Question

Find angular momentum of the rolling body about point P shown in figure, at time t = 2 s in each of the following cases

• A. Rolling body is a sphere.
• B. Rolling body is a cylinder.
• C. Friction is sufficient to support rolling.
• D. Friction is insufficient, hence slipping is taking place.

Answer 1

A. Rolling body is a sphere: $L_P(2) = \frac{4}{7}MR g \sin\theta$ B. Rolling body is a cylinder: $L_P(2) = \frac{2}{3}MR g \sin\theta$ C. Friction is sufficient to support rolling: $L_P(2) = \frac{2cMR g \sin\theta}{1+c}$, where $I_{CM} = cMR^2$. D. Friction is insufficient, hence slipping is taking place: $L_P(2) = 2\mu_k MR g \cos\theta$

Answer 2

The angular momentum about point P is given by $\vec{L}_P = \vec{r}_{CM/P} \times M\vec{v}_{CM} + I_{CM}\vec{\omega}$. Since $\vec{r}_{CM/P}$ and $\vec{v}_{CM}$ are collinear, the first term is zero, so $\vec{L}_P = I_{CM}\vec{\omega}$.

For rolling without slipping (Cases A, B, C), the acceleration is $a = \frac{g \sin\theta}{1 + I_{CM}/(MR^2)}$ and angular acceleration is $\alpha = a/R$. The angular velocity at $t=2$ s is $\omega(2) = \alpha \times 2$.

Case A (Sphere): $I_{CM} = \frac{2}{5}MR^2$. $a = \frac{5}{7}g \sin\theta$. $\alpha = \frac{5g \sin\theta}{7R}$. $\omega(2) = \frac{10g \sin\theta}{7R}$. $L_P(2) = \frac{2}{5}MR^2 \times \frac{10g \sin\theta}{7R} = \frac{4}{7}MR g \sin\theta$.

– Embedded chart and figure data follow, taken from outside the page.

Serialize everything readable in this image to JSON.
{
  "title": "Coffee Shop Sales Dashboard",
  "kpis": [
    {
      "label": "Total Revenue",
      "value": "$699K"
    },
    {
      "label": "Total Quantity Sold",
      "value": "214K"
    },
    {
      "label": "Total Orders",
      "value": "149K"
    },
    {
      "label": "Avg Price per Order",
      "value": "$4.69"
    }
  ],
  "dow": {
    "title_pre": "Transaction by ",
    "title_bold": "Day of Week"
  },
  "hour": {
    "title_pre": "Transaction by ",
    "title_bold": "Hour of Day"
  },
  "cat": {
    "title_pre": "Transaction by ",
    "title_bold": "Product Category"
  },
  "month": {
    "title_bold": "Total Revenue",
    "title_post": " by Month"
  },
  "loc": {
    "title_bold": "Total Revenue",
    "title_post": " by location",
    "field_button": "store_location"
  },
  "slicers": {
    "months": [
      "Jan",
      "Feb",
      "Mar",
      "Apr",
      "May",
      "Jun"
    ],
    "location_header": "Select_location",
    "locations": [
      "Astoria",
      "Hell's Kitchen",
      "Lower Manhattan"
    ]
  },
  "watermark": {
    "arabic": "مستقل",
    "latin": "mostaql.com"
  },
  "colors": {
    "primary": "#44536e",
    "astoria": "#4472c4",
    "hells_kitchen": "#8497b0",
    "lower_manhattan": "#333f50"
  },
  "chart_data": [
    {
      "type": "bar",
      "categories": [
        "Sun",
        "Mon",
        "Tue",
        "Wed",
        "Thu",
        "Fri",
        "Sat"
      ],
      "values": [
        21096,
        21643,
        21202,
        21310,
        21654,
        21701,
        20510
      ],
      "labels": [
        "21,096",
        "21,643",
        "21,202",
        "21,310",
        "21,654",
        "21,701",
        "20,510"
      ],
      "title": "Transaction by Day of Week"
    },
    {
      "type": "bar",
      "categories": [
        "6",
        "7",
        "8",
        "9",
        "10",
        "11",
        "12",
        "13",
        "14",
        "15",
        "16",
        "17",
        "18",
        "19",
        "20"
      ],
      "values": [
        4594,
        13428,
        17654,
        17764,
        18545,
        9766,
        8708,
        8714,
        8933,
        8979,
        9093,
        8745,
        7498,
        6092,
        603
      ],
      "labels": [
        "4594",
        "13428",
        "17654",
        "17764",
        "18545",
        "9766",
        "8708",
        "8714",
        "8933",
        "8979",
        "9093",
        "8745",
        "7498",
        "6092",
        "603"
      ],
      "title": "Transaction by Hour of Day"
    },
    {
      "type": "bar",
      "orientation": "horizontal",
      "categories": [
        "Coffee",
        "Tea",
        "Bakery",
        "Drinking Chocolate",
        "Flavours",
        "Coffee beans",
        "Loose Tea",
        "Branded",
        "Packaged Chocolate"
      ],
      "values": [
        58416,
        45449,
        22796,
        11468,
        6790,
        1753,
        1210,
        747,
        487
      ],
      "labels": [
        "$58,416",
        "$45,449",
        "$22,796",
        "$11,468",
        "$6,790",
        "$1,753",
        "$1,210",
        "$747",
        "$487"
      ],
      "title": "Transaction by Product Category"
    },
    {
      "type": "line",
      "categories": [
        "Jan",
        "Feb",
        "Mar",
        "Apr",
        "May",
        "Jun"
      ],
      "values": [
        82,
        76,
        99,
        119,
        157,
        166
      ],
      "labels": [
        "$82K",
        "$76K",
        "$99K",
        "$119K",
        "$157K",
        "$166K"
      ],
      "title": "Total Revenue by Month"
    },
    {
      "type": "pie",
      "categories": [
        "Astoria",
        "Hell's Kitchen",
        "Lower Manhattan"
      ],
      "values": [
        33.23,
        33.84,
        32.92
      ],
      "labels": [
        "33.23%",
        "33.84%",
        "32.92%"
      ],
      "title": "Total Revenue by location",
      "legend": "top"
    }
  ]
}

Case B (Cylinder): $I_{CM} = \frac{1}{2}MR^2$. $a = \frac{2}{3}g \sin\theta$. $\alpha = \frac{2g \sin\theta}{3R}$. $\omega(2) = \frac{4g \sin\theta}{3R}$. $L_P(2) = \frac{1}{2}MR^2 \times \frac{4g \sin\theta}{3R} = \frac{2}{3}MR g \sin\theta$.

Case C (Sufficient friction): $I_{CM} = cMR^2$. $a = \frac{g \sin\theta}{1+c}$. $\alpha = \frac{g \sin\theta}{(1+c)R}$. $\omega(2) = \frac{2g \sin\theta}{(1+c)R}$. $L_P(2) = cMR^2 \times \frac{2g \sin\theta}{(1+c)R} = \frac{2cMR g \sin\theta}{1+c}$.

Case D (Insufficient friction): Kinetic friction $f_k = \mu_k N = \mu_k Mg \cos\theta$. Linear acceleration $a = g \sin\theta - f_k/M = g \sin\theta - \mu_k g \cos\theta$. Angular acceleration $\alpha = \frac{f_k R}{I_{CM}} = \frac{\mu_k Mg \cos\theta R}{cMR^2} = \frac{\mu_k g \cos\theta}{cR}$. Angular velocity $\omega(2) = \alpha \times 2 = \frac{2\mu_k g \cos\theta}{cR}$. Angular momentum $L_P(2) = I_{CM}\omega(2) = cMR^2 \times \frac{2\mu_k g \cos\theta}{cR} = 2\mu_k MR g \cos\theta$.